Sie haben leichten Durchfall, leiden an Übelkeit und befürchten sogar vielleicht an EHEC erkrankt zu sein?

Sie sollten in jedem Fall einen Arzt aufsuchen, wenn Sie diese Beschwerden haben. Ihr Arzt hat die Möglichkeit, Sie anhand der Symptome zu untersuchen und gegebenenfalls weitere medizinische Maßnahmen einleiten. Der erste Ansprechpartner ist Ihr Hausarzt. Ihm obliegt die Entscheidung, ob und gegebenenfalls wann eine stationäre Aufnahme erforderlich ist. Oftmals lassen sich Infektionen unter enger Überwachung ambulant behandeln.

Wann sollte man einen Facharzt oder die Notaufnahmestelle der Krankenhäuser aufsuchen?

Sie haben grundsätzlich die freie Arztwahl. Es ist niemanden zuzumuten, auf einen Termin beim Hausarzt warten zu müssen, wenn körperliche Beschwerden ihre Gesundheit beeinträchtigen. Zwar besteht bei ersten Symptomen die Empfehlung des Hausarztbesuchs, der anschließend entscheidet, ob eine Verweisung an einen Facharzt (Gastrologen, Urologen, Nephrologen = Facharzt für Nierenerkrankungen) erfolgen sollte oder sogar medizinisch erfolgen muss. Sollten Sie oder ein Angehöriger jedoch akut und schwer erkrankt sein (blutiger Durchfall, starke Übelkeit mit Bauchschmerzen), suchen Sie bitte umgehend die Notaufnahme der Ambulanzstelle einer Klinik auf oder alarmieren Sie die Rettungsleitstelle, insbesondere, wenn Sie nicht mehr selbständig ein Krankenhaus aufsuchen können.

Versicherungsexperte Sandro Valecchi, Sky Finanz AG

Versicherungsexperte Sandro Valecchi, Sky Finanz AG

Wie verhält es sich mit dem Versicherungsschutz, wenn ich nicht sofort zum Arzt gehe, sich jedoch  die Symptome später sogar noch verschlimmern oder EHEC bei mir festgestellt wird?

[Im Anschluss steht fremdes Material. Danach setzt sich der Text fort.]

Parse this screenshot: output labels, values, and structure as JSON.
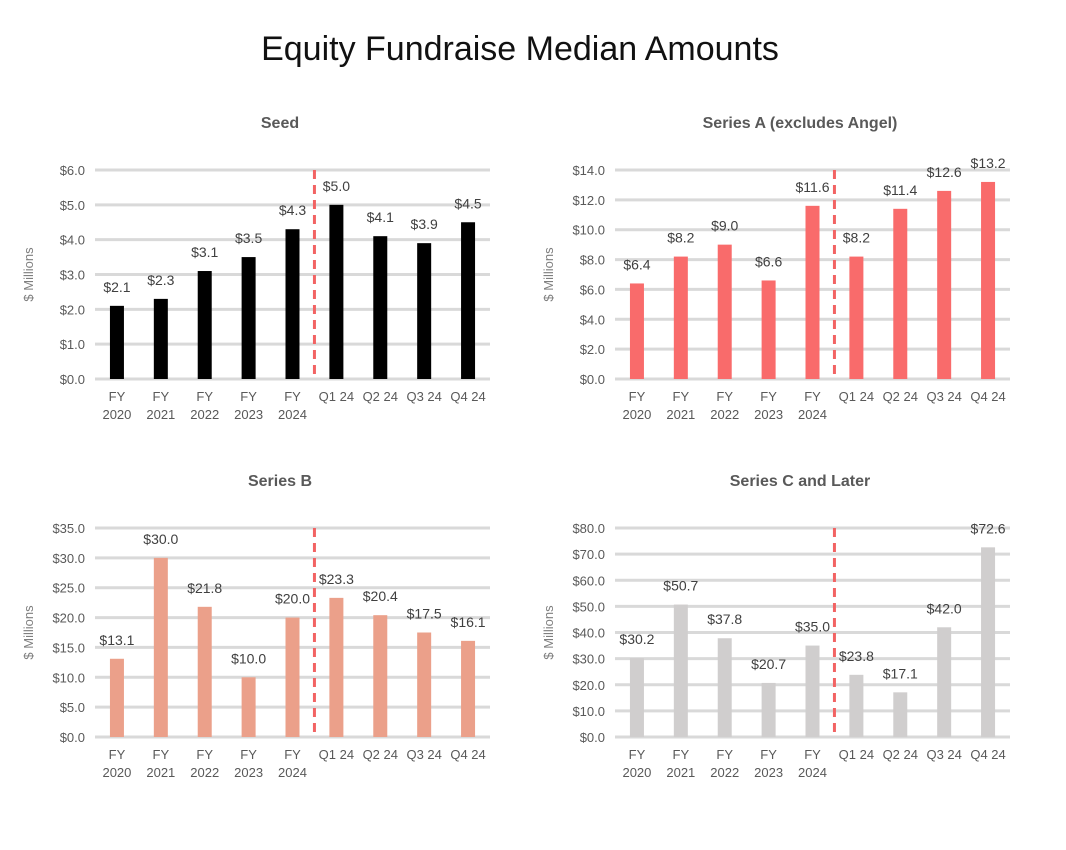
{
  "title": "Equity Fundraise Median Amounts",
  "chart_data": [
    {
      "type": "bar",
      "title": "Seed",
      "ylabel": "$ Millions",
      "categories": [
        [
          "FY",
          "2020"
        ],
        [
          "FY",
          "2021"
        ],
        [
          "FY",
          "2022"
        ],
        [
          "FY",
          "2023"
        ],
        [
          "FY",
          "2024"
        ],
        [
          "Q1 24"
        ],
        [
          "Q2 24"
        ],
        [
          "Q3 24"
        ],
        [
          "Q4 24"
        ]
      ],
      "values": [
        2.1,
        2.3,
        3.1,
        3.5,
        4.3,
        5.0,
        4.1,
        3.9,
        4.5
      ],
      "labels": [
        "$2.1",
        "$2.3",
        "$3.1",
        "$3.5",
        "$4.3",
        "$5.0",
        "$4.1",
        "$3.9",
        "$4.5"
      ],
      "ylim": [
        0,
        6
      ],
      "yticks": [
        "$0.0",
        "$1.0",
        "$2.0",
        "$3.0",
        "$4.0",
        "$5.0",
        "$6.0"
      ],
      "color": "#000000",
      "grid": true,
      "divider_after_index": 4,
      "divider_color": "#f26363"
    },
    {
      "type": "bar",
      "title": "Series A (excludes Angel)",
      "ylabel": "$ Millions",
      "categories": [
        [
          "FY",
          "2020"
        ],
        [
          "FY",
          "2021"
        ],
        [
          "FY",
          "2022"
        ],
        [
          "FY",
          "2023"
        ],
        [
          "FY",
          "2024"
        ],
        [
          "Q1 24"
        ],
        [
          "Q2 24"
        ],
        [
          "Q3 24"
        ],
        [
          "Q4 24"
        ]
      ],
      "values": [
        6.4,
        8.2,
        9.0,
        6.6,
        11.6,
        8.2,
        11.4,
        12.6,
        13.2
      ],
      "labels": [
        "$6.4",
        "$8.2",
        "$9.0",
        "$6.6",
        "$11.6",
        "$8.2",
        "$11.4",
        "$12.6",
        "$13.2"
      ],
      "ylim": [
        0,
        14
      ],
      "yticks": [
        "$0.0",
        "$2.0",
        "$4.0",
        "$6.0",
        "$8.0",
        "$10.0",
        "$12.0",
        "$14.0"
      ],
      "color": "#f96b6b",
      "grid": true,
      "divider_after_index": 4,
      "divider_color": "#f26363"
    },
    {
      "type": "bar",
      "title": "Series B",
      "ylabel": "$ Millions",
      "categories": [
        [
          "FY",
          "2020"
        ],
        [
          "FY",
          "2021"
        ],
        [
          "FY",
          "2022"
        ],
        [
          "FY",
          "2023"
        ],
        [
          "FY",
          "2024"
        ],
        [
          "Q1 24"
        ],
        [
          "Q2 24"
        ],
        [
          "Q3 24"
        ],
        [
          "Q4 24"
        ]
      ],
      "values": [
        13.1,
        30.0,
        21.8,
        10.0,
        20.0,
        23.3,
        20.4,
        17.5,
        16.1
      ],
      "labels": [
        "$13.1",
        "$30.0",
        "$21.8",
        "$10.0",
        "$20.0",
        "$23.3",
        "$20.4",
        "$17.5",
        "$16.1"
      ],
      "ylim": [
        0,
        35
      ],
      "yticks": [
        "$0.0",
        "$5.0",
        "$10.0",
        "$15.0",
        "$20.0",
        "$25.0",
        "$30.0",
        "$35.0"
      ],
      "color": "#eba08a",
      "grid": true,
      "divider_after_index": 4,
      "divider_color": "#f26363"
    },
    {
      "type": "bar",
      "title": "Series C and Later",
      "ylabel": "$ Millions",
      "categories": [
        [
          "FY",
          "2020"
        ],
        [
          "FY",
          "2021"
        ],
        [
          "FY",
          "2022"
        ],
        [
          "FY",
          "2023"
        ],
        [
          "FY",
          "2024"
        ],
        [
          "Q1 24"
        ],
        [
          "Q2 24"
        ],
        [
          "Q3 24"
        ],
        [
          "Q4 24"
        ]
      ],
      "values": [
        30.2,
        50.7,
        37.8,
        20.7,
        35.0,
        23.8,
        17.1,
        42.0,
        72.6
      ],
      "labels": [
        "$30.2",
        "$50.7",
        "$37.8",
        "$20.7",
        "$35.0",
        "$23.8",
        "$17.1",
        "$42.0",
        "$72.6"
      ],
      "ylim": [
        0,
        80
      ],
      "yticks": [
        "$0.0",
        "$10.0",
        "$20.0",
        "$30.0",
        "$40.0",
        "$50.0",
        "$60.0",
        "$70.0",
        "$80.0"
      ],
      "color": "#d0cece",
      "grid": true,
      "divider_after_index": 4,
      "divider_color": "#f26363"
    }
  ]
}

Grundsätzlich tritt für Sie Ihre gesetzliche oder private Krankenversicherung ein und übernimmt die Behandlungskosten. Insoweit haben Sie keine Kosten zu befürchten. Für Menschen ohne Versicherung bitte sofort die Notfallambulanz (Erste-Hilfe-Stelle) der Krankenhäuser für eine medizinische Erstversorgung aufsuchen.

Was passiert, wenn ich dauerhaft erkranke und an einer schweren Erkrankung leide?

Dann kann eine sog. Dread-Disease-Versicherung zur Absicherung im Fall bei besonders schweren Erkrankungen (Critikall Illness) sinnvoll sein. Es handelt sich hierbei um eine Personenversicherung, deren Leistung von festgelegten, definierten schweren Erkrankungen der versicherten Person ausgezahlt wird. Diese Versicherungen gibt es in Deutschland seit 1993 und die deutsche Bezeichnung „Schwere-Krankheiten-Vorsorge“ klingt insoweit missverständlich, weil eben nicht nur schwere Krankheiten ( wie Krebs, Multiple Sklerose, Lebererkrankungen, Lungenerkrankungen, Parkinson, Arthritis, etc.) versichert sind, sondern auch andere Vorkommnisse wie Schlaganfall, Herzinfarkt oder EHEC in die Versicherungspolice mit einbezogen werden können. Bei einigen Dread-Disease-Versicherungen sind auch Bausteine wie etwa Erwerbsunfähigkeitsschutz, Berufsunfähigkeitsschutz, Pflegeschutz oder Schutz im Todesfall mit einbezogen.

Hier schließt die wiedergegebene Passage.